In 2016 the Getty Research Institute embarked on a three-year project to remodel the Getty Provenance Index® databases and publish them as Linked Open Data (LOD). The goal of this project is a complete conceptual and technical overhaul in order to provide greater access to the databases and to increase the Index’s use as a leading tool for research.
While these goals look attractive in a project proposal, executing this project has demanded a far larger conceptual shift than many of our stakeholders have yet to grasp. This project compels us to move away from tacit, overlapping data model that has focused on material documents to an explicit, unified model based on making assertions about historical events.

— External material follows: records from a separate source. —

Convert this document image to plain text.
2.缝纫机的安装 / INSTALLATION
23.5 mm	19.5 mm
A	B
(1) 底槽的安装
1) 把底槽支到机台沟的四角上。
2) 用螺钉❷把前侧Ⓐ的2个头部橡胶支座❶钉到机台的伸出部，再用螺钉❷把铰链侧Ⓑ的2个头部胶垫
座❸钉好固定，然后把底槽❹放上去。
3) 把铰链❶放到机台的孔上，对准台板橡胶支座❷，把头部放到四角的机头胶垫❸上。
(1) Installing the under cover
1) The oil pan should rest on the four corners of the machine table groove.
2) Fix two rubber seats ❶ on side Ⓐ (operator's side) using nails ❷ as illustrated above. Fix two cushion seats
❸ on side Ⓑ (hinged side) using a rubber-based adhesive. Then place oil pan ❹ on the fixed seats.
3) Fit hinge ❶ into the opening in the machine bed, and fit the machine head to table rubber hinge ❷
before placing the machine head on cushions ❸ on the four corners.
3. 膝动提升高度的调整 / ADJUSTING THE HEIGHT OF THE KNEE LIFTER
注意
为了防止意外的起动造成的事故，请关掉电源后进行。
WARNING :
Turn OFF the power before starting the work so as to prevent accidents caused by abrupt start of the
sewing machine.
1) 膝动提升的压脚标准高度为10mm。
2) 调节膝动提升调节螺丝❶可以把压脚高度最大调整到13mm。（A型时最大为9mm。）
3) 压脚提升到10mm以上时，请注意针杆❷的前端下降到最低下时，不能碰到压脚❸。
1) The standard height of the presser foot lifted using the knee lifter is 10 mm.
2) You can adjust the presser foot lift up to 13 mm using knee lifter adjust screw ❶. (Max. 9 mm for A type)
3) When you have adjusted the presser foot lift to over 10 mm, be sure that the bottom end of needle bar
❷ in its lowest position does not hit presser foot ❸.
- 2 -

How do we reconcile conflicting user expectations that we are indexers of documents versus historians of art transactions and locations? This talk will explore some examples of conceptual friction that have occurred in our project to date. However, it will also demonstrate the kinds of computationally-enabled research questions that can be tackled once such disagreements are resolved.
Matthew Lincoln is a Data Research Specialist at the Getty Research Institute, where he focuses on data-driven research on the history of the art market and computational applications in the study of art history writ large. He earned his PhD in Art History at the University of Maryland, College Park in 2016, using quantitative analysis to study networks of sixteenth- and seventeenth-century Dutch and Flemish printmaking. His work has appeared in The International Journal of Digital Art History and British Art Studies, and he is an editorial board member of The Programming Historian.